I'll give you a personal viewpoint on Access relationships and why they are good.
When you create queries, forms, or reports, you can often do so faster by use of a "wizard" - a bit of code that automatically builds things for you. Often, you find that the wizards appear to be dumber than a box of rocks.
Access is a Rapid Application Development (RAD) tool. If you pre-define distinct relationships to parent/child tables or lookup tables or whatever, the wizards suddenly "get smarter" because you have given them something to use to build your targeted object faster. I.e. they know another fact that often makes a huge difference in how they will build whatever they are building.

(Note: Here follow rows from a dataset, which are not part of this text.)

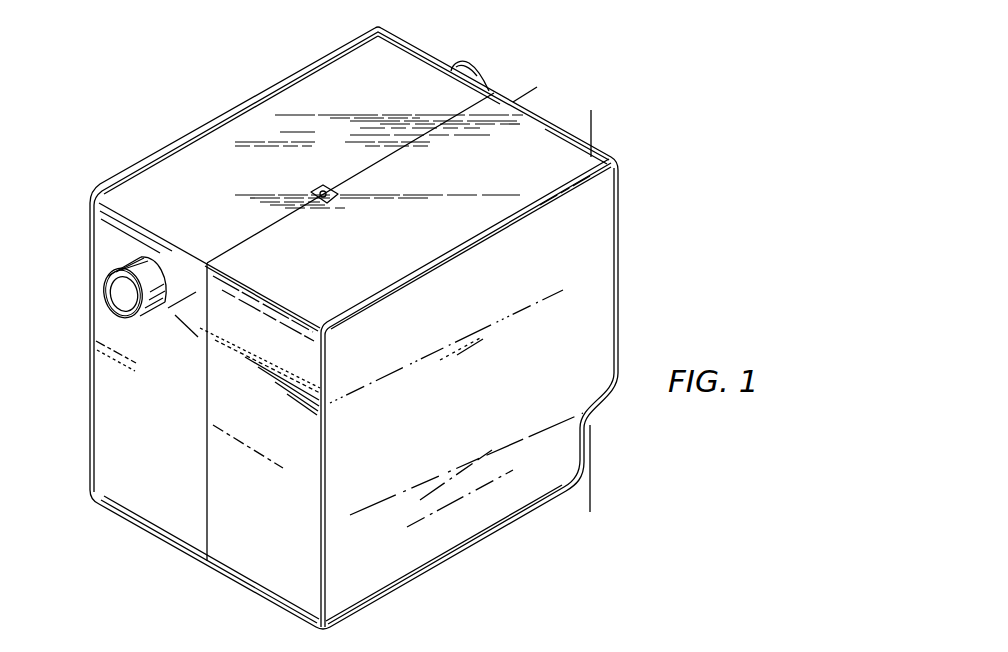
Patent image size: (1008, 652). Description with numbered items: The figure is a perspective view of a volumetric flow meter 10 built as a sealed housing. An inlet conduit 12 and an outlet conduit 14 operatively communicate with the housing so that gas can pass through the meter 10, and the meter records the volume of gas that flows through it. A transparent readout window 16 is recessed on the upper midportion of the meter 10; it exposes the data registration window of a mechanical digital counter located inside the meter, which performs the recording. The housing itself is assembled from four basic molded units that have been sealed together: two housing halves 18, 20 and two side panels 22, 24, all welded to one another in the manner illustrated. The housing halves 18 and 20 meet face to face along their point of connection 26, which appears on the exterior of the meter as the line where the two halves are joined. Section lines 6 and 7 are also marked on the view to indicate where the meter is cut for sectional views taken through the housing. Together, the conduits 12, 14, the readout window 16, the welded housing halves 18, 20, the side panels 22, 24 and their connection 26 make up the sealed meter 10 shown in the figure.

The section line 6- 6 is at (528, 91).
The section line 7- 7 is at (594, 120).
The meter 10 is at (183, 125).
The inlet conduit 12 is at (105, 298).
The outlet conduit 14 is at (471, 63).
The transparent readout window 16 is at (326, 185).
The housing half 18 is at (555, 126).
The housing half 20 is at (423, 52).
The side panel 22 is at (613, 300).
The side panel 24 is at (351, 43).
The point of connection 26 is at (207, 543).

The relationships help ME too. When I see the relationship diagram and unravel the spaghetti, I am able to "see" how things fit together better because, let's face it, Man is a visually oriented animal. The relationship diagrams help in the visualization.

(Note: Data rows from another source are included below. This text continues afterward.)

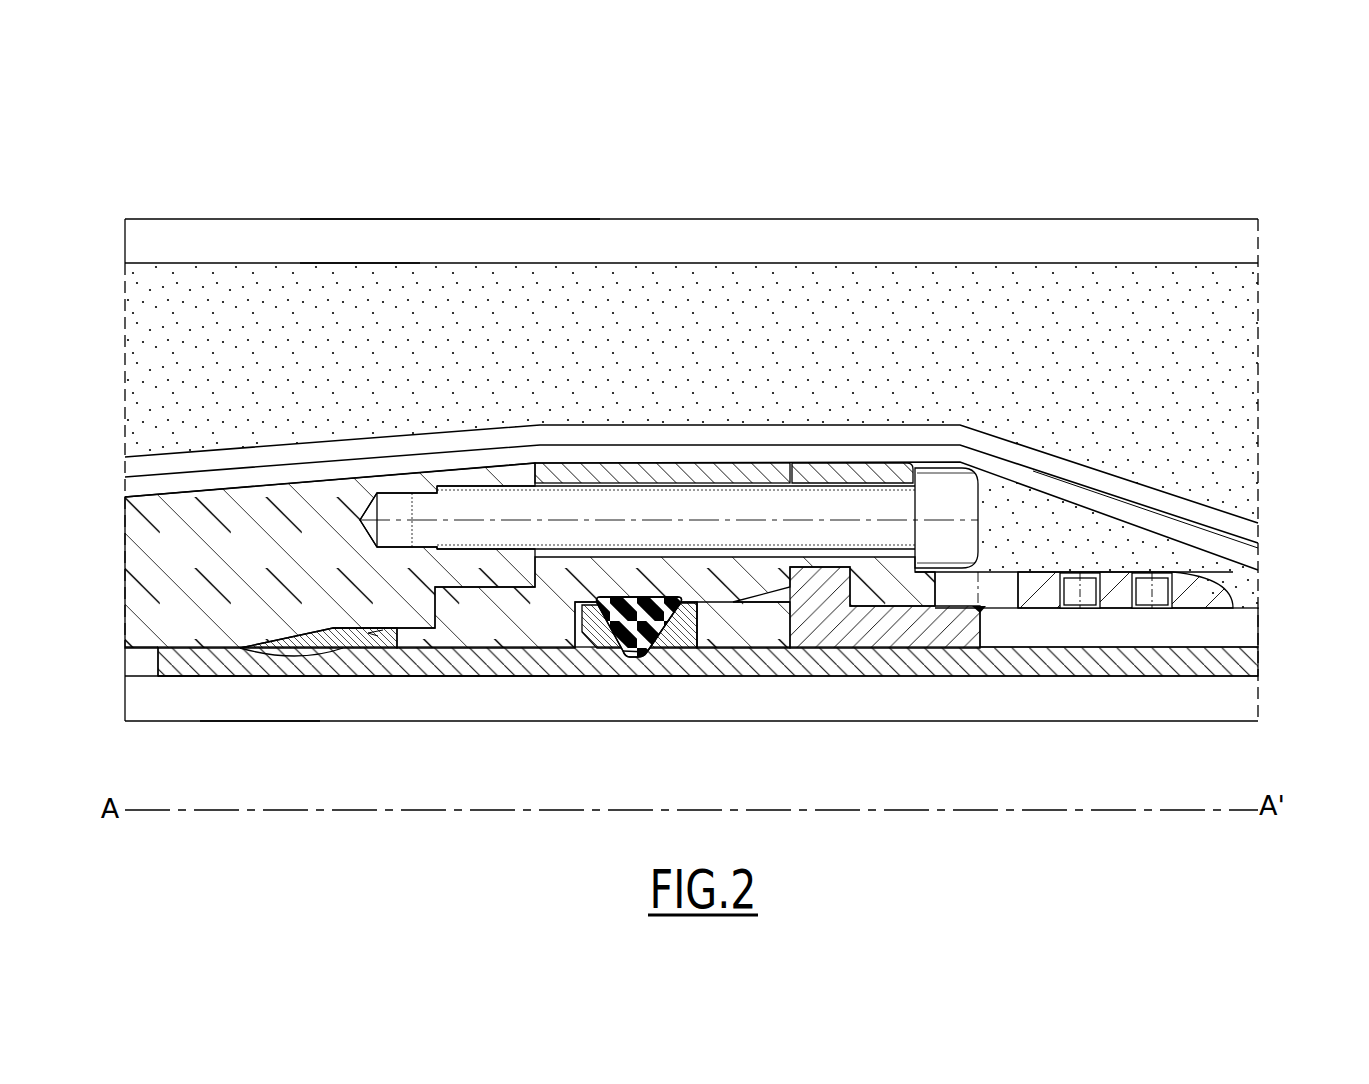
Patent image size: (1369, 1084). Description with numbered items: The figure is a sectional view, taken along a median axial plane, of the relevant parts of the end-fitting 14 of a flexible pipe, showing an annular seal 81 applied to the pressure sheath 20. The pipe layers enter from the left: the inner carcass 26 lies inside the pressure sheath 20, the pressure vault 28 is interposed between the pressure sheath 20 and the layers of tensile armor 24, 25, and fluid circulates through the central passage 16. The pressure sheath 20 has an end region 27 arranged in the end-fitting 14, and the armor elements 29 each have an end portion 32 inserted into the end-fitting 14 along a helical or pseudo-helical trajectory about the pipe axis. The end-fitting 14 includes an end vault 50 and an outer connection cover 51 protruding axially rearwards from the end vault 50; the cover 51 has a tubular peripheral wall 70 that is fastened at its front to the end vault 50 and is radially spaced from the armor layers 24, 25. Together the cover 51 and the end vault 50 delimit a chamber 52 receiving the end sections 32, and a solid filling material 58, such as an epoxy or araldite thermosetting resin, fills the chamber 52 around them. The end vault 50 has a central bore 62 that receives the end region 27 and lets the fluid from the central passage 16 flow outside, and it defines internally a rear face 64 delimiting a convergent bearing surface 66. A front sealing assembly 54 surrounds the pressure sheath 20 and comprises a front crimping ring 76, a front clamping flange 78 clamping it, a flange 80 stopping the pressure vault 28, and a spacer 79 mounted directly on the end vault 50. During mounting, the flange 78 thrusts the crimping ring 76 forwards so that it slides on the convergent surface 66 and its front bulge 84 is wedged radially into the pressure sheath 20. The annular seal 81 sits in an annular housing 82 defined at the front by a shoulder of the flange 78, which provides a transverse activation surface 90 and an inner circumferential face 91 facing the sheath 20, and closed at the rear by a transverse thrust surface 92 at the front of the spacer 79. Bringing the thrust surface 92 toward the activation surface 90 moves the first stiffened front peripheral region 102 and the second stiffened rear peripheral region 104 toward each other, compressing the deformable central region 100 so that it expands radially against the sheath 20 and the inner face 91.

The end-fitting 14 is at (1297, 146).
The central passage 16 is at (638, 689).
The pressure sheath 20 is at (1250, 668).
The layer of tensile armor 24 is at (1250, 558).
The layer of tensile armor 25 is at (1250, 535).
The inner carcass 26 is at (1250, 702).
The end region 27 is at (443, 663).
The pressure vault 28 is at (1250, 628).
The armor elements 29 is at (1168, 530).
The end portion 32 is at (1125, 457).
The end vault 50 is at (125, 552).
The outer connection cover 51 is at (448, 216).
The chamber 52 is at (691, 435).
The front sealing assembly 54 is at (249, 745).
The solid filling material 58 is at (348, 313).
The central bore 62 is at (130, 707).
The rear face 64 is at (538, 480).
The convergent bearing surface 66 is at (282, 633).
The tubular peripheral wall 70 is at (816, 243).
The front crimping ring 76 is at (337, 637).
The front clamping flange 78 is at (753, 478).
The spacer 79 is at (848, 625).
The flange 80 is at (847, 478).
The annular seal 81 is at (677, 672).
The annular housing 82 is at (560, 643).
The front bulge 84 is at (291, 652).
The transverse activation surface 90 is at (622, 598).
The inner circumferential face 91 is at (683, 603).
The transverse thrust surface 92 is at (677, 652).
The deformable central region 100 is at (655, 598).
The first stiffened front peripheral region 102 is at (595, 637).
The second stiffened rear peripheral region 104 is at (677, 623).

Now, another key feature - when declaring relationships, you can declare whether you do or do not want to enforce relational integrity that stops you from making bonehead blunders regarding creating phantoms or deleting valid records. (Trust me, I made all sorts of bonehead blunders before I learned how to prevent them.) It often saves you a lot of precautionary coding. You don't have to verify in your VBA code that you are avoiding a mistake because Access has code to do exactly that for you - as long as you remember to set the option in the relationship declaration.
In summary, what good is the relational part of Access? It's just another tool in the toolbox of things you might wish to do in a database applications suite. Nothing more, nothing less. But I'll also point out the old craftsman adage: If all you have in your toolbox is a hammer, everything gets treated like a nail. So by having more tools in the box, you can see the nails, nuts, bolts, and screws for what they really are.